Why it works for this group: By week 5 they trust each other enough for a real rep, and doing it inside the safe group is the exact rehearsal for the high-stakes presentation outside it. The mandatory specific cheer turns the group into proof that speaking up is met with support, not the executive scowl they’re afraid of.
1-WEEK ROLLOUT PLAN
- Day 1 (next call): Start with “One Word In” and end with “The One Rep.” Don’t announce them as rituals; just run them. Rituals feel natural when they’re done, not introduced.
- Day 2 (Tuesday): Post the first “Tuesday Tiny Reps” prompt. React to every reply.
- Day 7 (following call): Open by asking how everyone’s “One Rep” went, closing the first accountability loop. Now name it lightly: “This is becoming our thing.”
- Week 5: Introduce “The 90-Second Stage” one call ahead so people can opt in and prepare.

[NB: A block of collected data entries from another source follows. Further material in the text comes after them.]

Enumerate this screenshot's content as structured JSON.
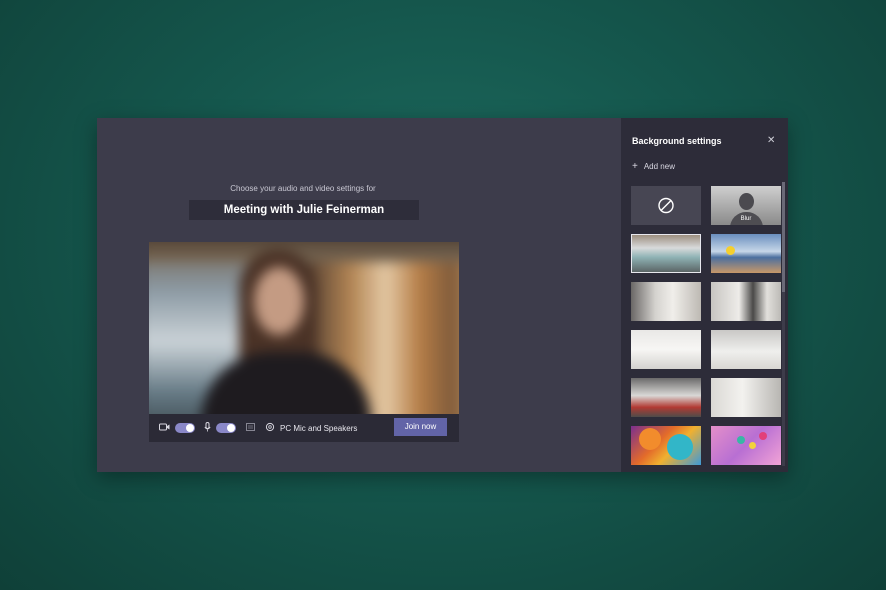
{
  "preview": {
    "subtitle": "Choose your audio and video settings for",
    "meeting_title": "Meeting with Julie Feinerman"
  },
  "controls": {
    "camera_icon": "camera-icon",
    "camera_on": true,
    "mic_icon": "microphone-icon",
    "mic_on": true,
    "audio_device": "PC Mic and Speakers",
    "join_label": "Join now"
  },
  "background_settings": {
    "title": "Background settings",
    "close_icon": "close-icon",
    "add_new_label": "Add new",
    "options": [
      {
        "kind": "none",
        "label": ""
      },
      {
        "kind": "blur",
        "label": "Blur"
      },
      {
        "kind": "image",
        "label": ""
      },
      {
        "kind": "image",
        "label": ""
      },
      {
        "kind": "image",
        "label": ""
      },
      {
        "kind": "image",
        "label": ""
      },
      {
        "kind": "image",
        "label": ""
      },
      {
        "kind": "image",
        "label": ""
      },
      {
        "kind": "image",
        "label": ""
      },
      {
        "kind": "image",
        "label": ""
      },
      {
        "kind": "image",
        "label": ""
      },
      {
        "kind": "image",
        "label": ""
      }
    ]
  },
  "colors": {
    "accent": "#6264a7",
    "panel_bg": "#2d2c39",
    "main_bg": "#3d3c4b",
    "desktop_bg": "#15574d"
  }
}
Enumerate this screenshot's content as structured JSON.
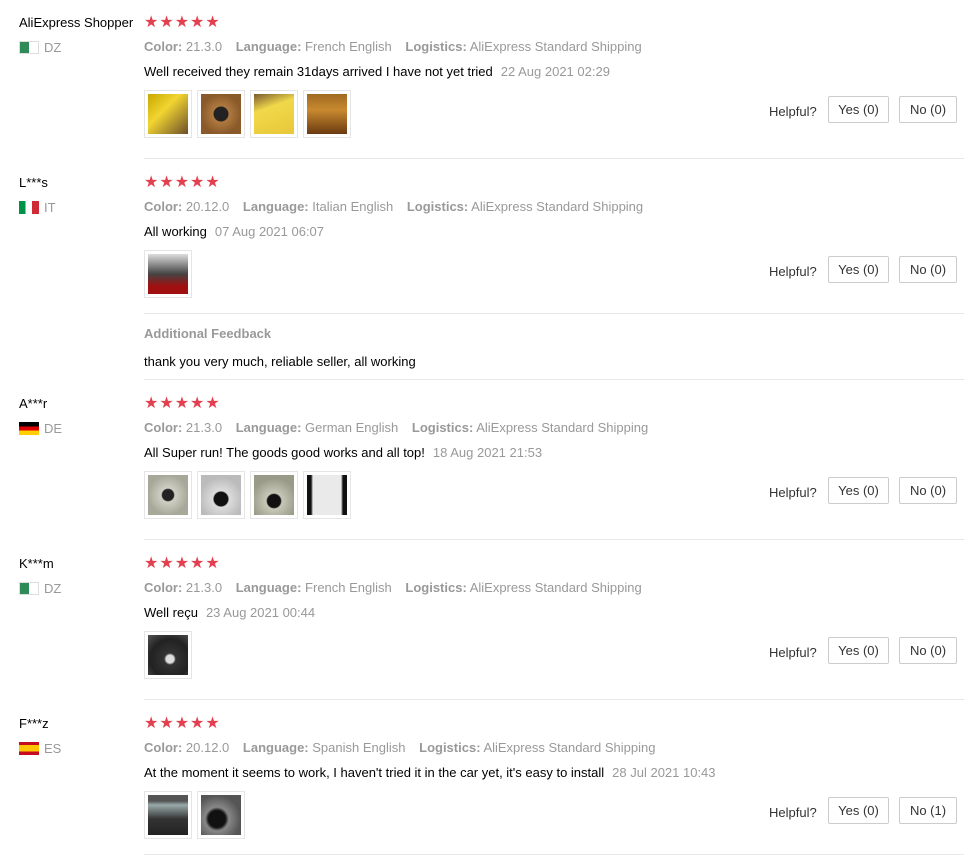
{
  "helpful_label": "Helpful?",
  "star_glyphs": "★★★★★",
  "labels": {
    "color": "Color:",
    "language": "Language:",
    "logistics": "Logistics:"
  },
  "reviews": [
    {
      "user": "AliExpress Shopper",
      "country": "DZ",
      "flag": "dz-flag-icon",
      "stars": 5,
      "color": "21.3.0",
      "language": "French English",
      "logistics": "AliExpress Standard Shipping",
      "text": "Well received they remain 31days arrived I have not yet tried",
      "date": "22 Aug 2021 02:29",
      "photos": 4,
      "yes": "Yes (0)",
      "no": "No (0)"
    },
    {
      "user": "L***s",
      "country": "IT",
      "flag": "it-flag-icon",
      "stars": 5,
      "color": "20.12.0",
      "language": "Italian English",
      "logistics": "AliExpress Standard Shipping",
      "text": "All working",
      "date": "07 Aug 2021 06:07",
      "photos": 1,
      "yes": "Yes (0)",
      "no": "No (0)",
      "additional_title": "Additional Feedback",
      "additional_text": "thank you very much, reliable seller, all working"
    },
    {
      "user": "A***r",
      "country": "DE",
      "flag": "de-flag-icon",
      "stars": 5,
      "color": "21.3.0",
      "language": "German English",
      "logistics": "AliExpress Standard Shipping",
      "text": "All Super run! The goods good works and all top!",
      "date": "18 Aug 2021 21:53",
      "photos": 4,
      "yes": "Yes (0)",
      "no": "No (0)"
    },
    {
      "user": "K***m",
      "country": "DZ",
      "flag": "dz-flag-icon",
      "stars": 5,
      "color": "21.3.0",
      "language": "French English",
      "logistics": "AliExpress Standard Shipping",
      "text": "Well reçu",
      "date": "23 Aug 2021 00:44",
      "photos": 1,
      "yes": "Yes (0)",
      "no": "No (0)"
    },
    {
      "user": "F***z",
      "country": "ES",
      "flag": "es-flag-icon",
      "stars": 5,
      "color": "20.12.0",
      "language": "Spanish English",
      "logistics": "AliExpress Standard Shipping",
      "text": "At the moment it seems to work, I haven't tried it in the car yet, it's easy to install",
      "date": "28 Jul 2021 10:43",
      "photos": 2,
      "yes": "Yes (0)",
      "no": "No (1)"
    }
  ]
}
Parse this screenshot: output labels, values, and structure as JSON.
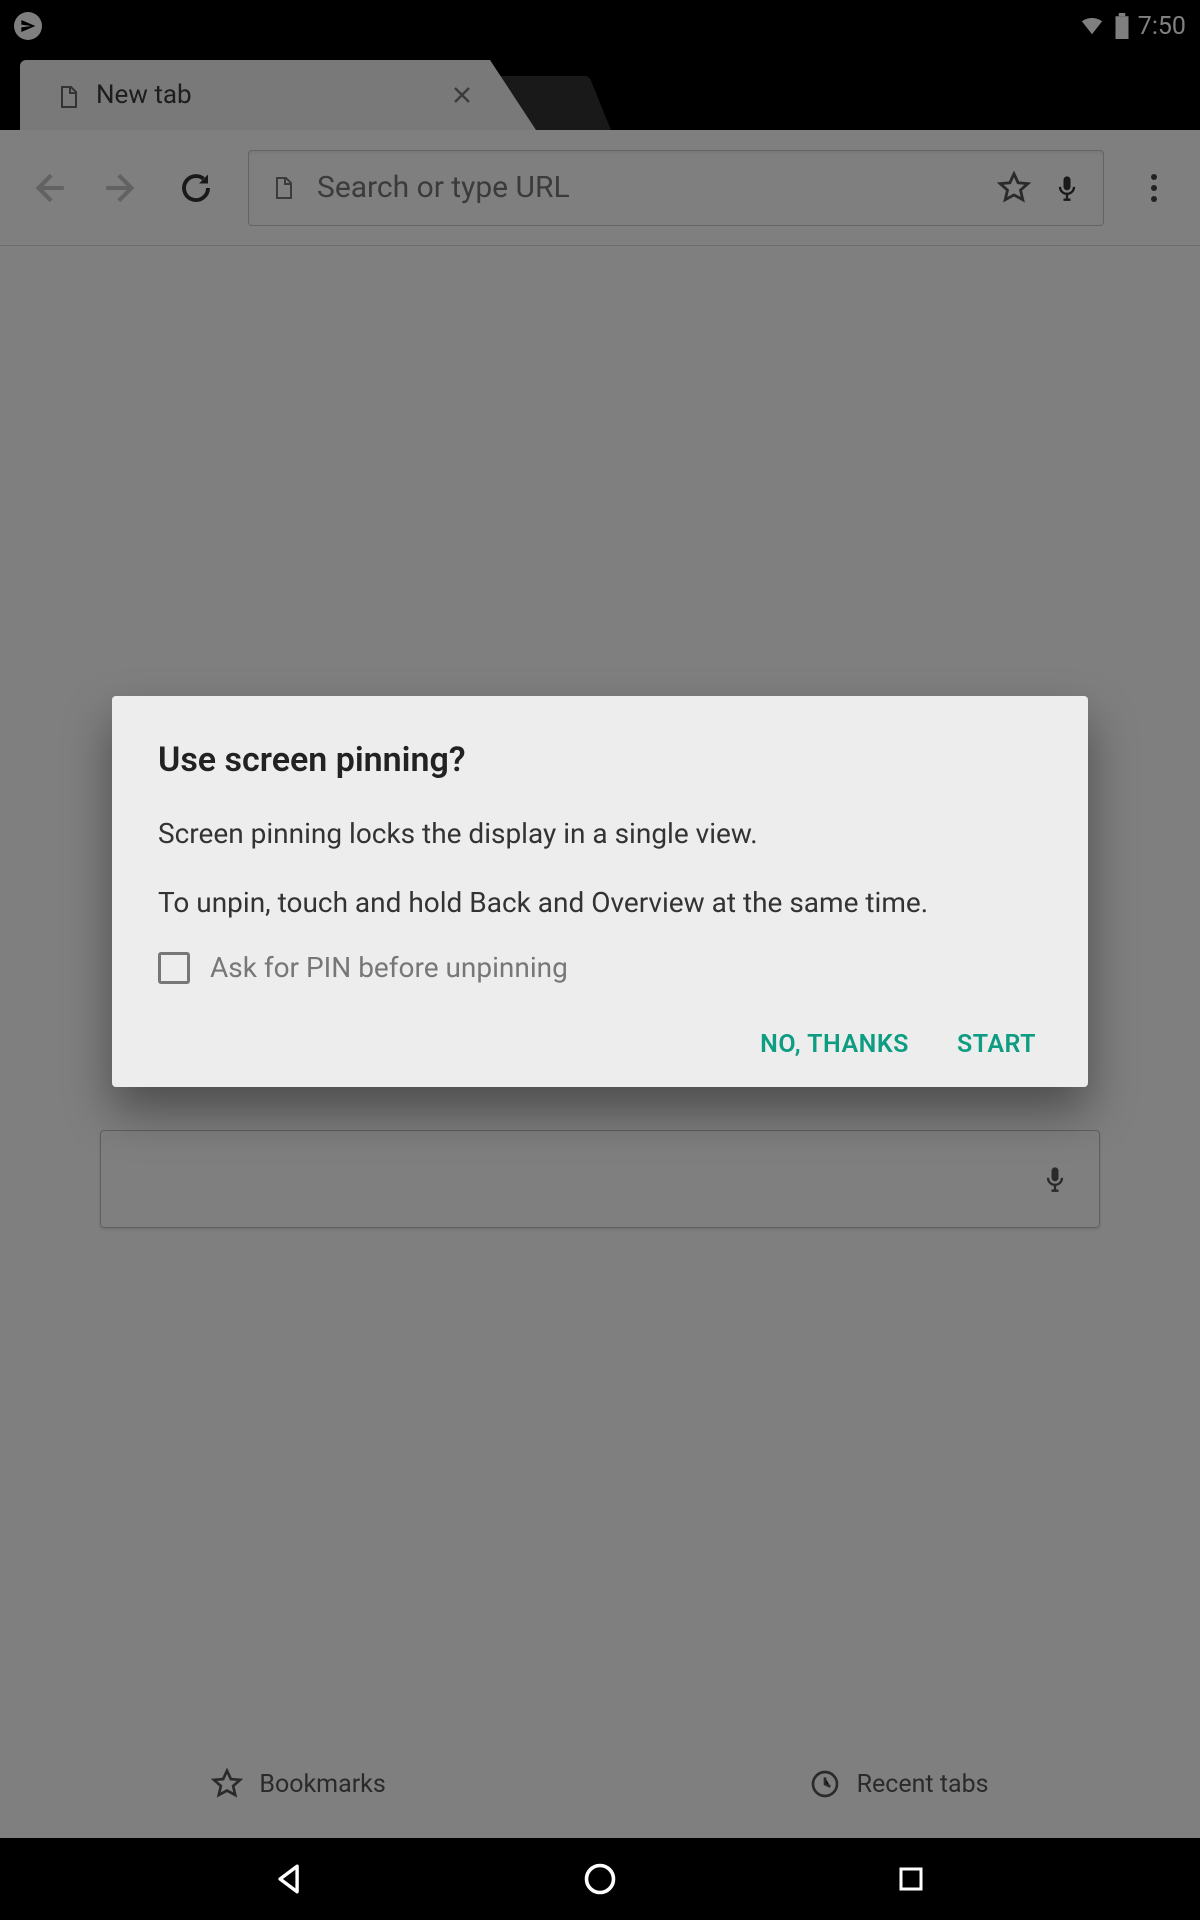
{
  "status": {
    "time": "7:50"
  },
  "tab": {
    "title": "New tab"
  },
  "omnibox": {
    "placeholder": "Search or type URL"
  },
  "ntp": {
    "bookmarks_label": "Bookmarks",
    "recent_label": "Recent tabs"
  },
  "dialog": {
    "title": "Use screen pinning?",
    "line1": "Screen pinning locks the display in a single view.",
    "line2": "To unpin, touch and hold Back and Overview at the same time.",
    "checkbox_label": "Ask for PIN before unpinning",
    "no_label": "NO, THANKS",
    "start_label": "START"
  },
  "colors": {
    "accent": "#0d9d82"
  }
}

That is a complete engagement system you could run starting on your next call, with zero new tools.
Why this works
Three LLM principles are doing the heavy lifting here. Learn them and every prompt you write gets sharper:
- Role priming. The opening line (“You are an expert group program designer who specializes in participation and retention”) tells the model which slice of its knowledge to use. “Give me some engagement ideas” pulls the bland average of the internet, full of tired icebreakers. Naming a specialist role pulls the good stuff. Always assign a role that matches the exact job.
- Specificity in, specificity out. The model can only be as concrete as your input. “My group is quiet” yields generic advice. “People stay on mute on calls and the Slack channel is silent between sessions” yields rituals aimed at those two specific gaps, the opening warm-up and the predictable weekly post. The richer your
{{ENGAGEMENT_PROBLEM}}and{{MEMBERS}}, the more the output sounds built for your room. - Constraints as quality control. The rules (“safe for shy members,” “no software,” “no icebreakers adults hate,” “tie each ritual to the transformation”) each remove a common failure mode before it happens. Telling the model what NOT to do is as powerful as telling it what to do. And the “ask up to 3 clarifying questions first” line lets it fill gaps by asking instead of guessing, which is the single biggest upgrade for AI output. Notice in the example it asked whether calls were recorded, a detail that genuinely changes how willing people are to speak.
Do this now
- Copy the prompt above into ChatGPT or Claude.
- Replace the six variables, and be brutally specific about where your group goes quiet.
- Answer its clarifying questions honestly; the recorded-calls or strangers-vs-friends answer changes everything.
- Pick the two easiest rituals and run them on your very next call. Don’t announce them, just do them.
Pro tips
- Describe a real moment of silence. Instead of “low engagement,” tell it “last week I asked a question and got 8 seconds of dead air.” The model designs better fixes for vivid problems.
- Keep the clarifying-questions line. A ritual that ignores whether your members are strangers or whether calls are recorded will flop. Let the model ask.
- Run it once per program format. Your 6-week intensive and your year-long mastermind need different rhythms. Save a filled-in version for each.
- Steal the names, rewrite the scripts in your voice. The ritual structure is the value; the exact words should sound like you, not the AI.